C'est précisément à ce stade que l'approche du municipalisme social offre des solutions concrètes qui permettent aux couches défavorisées de la société de respirer. Des pratiques telles que les restaurants municipaux, les crèches à faible coût, les aides à l'éducation et au logement ne sont pas seulement des soutiens temporaires, mais deviennent des outils structurels qui renforcent la solidarité sociale. Ces services jouent un rôle critique, notamment pour la participation des femmes au marché du travail et le développement des enfants.

Cependant, pour que ces politiques soient efficaces, les administrations locales ne doivent pas être laissées seules et doivent être soutenues tant financièrement qu'institutionnellement par l'administration centrale. La durabilité des aides sociales peut être possible en augmentant les ressources allouées à ce domaine dans les budgets municipaux et en diversifiant les services.

De plus, la mise en œuvre de mécanismes basés sur les données tels qu'un « Indice du municipalisme social », dans le but de mesurer et d'améliorer la performance des administrations locales dans le domaine de la politique sociale, augmentera l'impact des pratiques.
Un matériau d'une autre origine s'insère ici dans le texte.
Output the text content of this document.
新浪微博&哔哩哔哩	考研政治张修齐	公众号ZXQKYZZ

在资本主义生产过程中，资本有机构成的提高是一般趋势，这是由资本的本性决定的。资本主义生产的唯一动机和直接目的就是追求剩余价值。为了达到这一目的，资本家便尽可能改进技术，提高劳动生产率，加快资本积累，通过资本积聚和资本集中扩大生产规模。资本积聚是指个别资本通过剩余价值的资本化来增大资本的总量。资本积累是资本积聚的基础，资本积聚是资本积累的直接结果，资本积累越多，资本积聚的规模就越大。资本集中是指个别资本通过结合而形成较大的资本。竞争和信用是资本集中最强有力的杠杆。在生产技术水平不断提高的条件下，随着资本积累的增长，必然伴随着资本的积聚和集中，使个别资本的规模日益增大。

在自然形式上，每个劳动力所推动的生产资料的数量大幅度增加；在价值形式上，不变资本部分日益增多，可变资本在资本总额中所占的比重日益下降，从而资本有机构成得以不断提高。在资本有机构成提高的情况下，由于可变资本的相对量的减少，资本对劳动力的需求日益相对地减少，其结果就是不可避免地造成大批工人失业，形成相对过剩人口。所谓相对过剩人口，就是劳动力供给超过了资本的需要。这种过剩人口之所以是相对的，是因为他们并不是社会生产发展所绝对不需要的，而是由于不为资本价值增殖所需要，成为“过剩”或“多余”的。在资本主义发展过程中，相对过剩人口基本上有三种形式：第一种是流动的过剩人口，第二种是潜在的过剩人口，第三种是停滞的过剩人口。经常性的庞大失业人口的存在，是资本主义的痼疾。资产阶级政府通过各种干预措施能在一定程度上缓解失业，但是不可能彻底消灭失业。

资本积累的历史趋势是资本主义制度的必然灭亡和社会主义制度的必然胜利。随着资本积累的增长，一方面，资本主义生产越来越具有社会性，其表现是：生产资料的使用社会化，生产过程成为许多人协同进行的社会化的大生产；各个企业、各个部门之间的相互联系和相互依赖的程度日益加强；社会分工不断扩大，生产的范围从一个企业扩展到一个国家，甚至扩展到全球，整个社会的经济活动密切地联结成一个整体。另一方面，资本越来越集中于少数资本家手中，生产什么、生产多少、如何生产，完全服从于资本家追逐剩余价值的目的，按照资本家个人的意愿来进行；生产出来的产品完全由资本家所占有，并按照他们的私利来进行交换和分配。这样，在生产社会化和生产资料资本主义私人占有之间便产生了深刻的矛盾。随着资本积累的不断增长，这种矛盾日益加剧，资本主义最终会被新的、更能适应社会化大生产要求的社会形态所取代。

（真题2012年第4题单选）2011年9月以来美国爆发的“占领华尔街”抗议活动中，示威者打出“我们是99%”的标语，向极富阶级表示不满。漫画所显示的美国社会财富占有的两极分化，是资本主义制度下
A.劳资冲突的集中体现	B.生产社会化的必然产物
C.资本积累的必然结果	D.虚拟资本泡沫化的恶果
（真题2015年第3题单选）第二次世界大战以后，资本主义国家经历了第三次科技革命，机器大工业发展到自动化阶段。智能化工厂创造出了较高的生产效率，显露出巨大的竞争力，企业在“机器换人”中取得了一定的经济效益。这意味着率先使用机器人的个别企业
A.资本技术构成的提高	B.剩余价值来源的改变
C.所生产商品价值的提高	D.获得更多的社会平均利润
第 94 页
Pour que la Turquie puisse atteindre une société plus juste, plus égalitaire et inclusive, cela dépend de la collaboration harmonieuse entre les administrations centrales et locales, et du fait que les politiques sociales se concentrent non pas sur les difficultés de subsistance quotidiennes, mais sur le bien-être social à long terme. Face à l'injustice dans la répartition des revenus et à la hausse du coût de la vie, la solution passe par la construction conjointe d'une vision forte de l'État social, de politiques de répartition équitable et d'une vision des administrations locales fondée sur la solidarité.

Se contenter du minimum n'est plus possible ; dans le cadre de l'approche de l'État social, une vie humaine est le droit de chacun, et la reconnaissance de ce droit est la condition la plus fondamentale de la paix sociale et du développement durable. Chaque pas fait aujourd'hui est la clé pour construire non seulement le présent, mais aussi la Turquie de demain, pleine d'espoir, forte et égalitaire.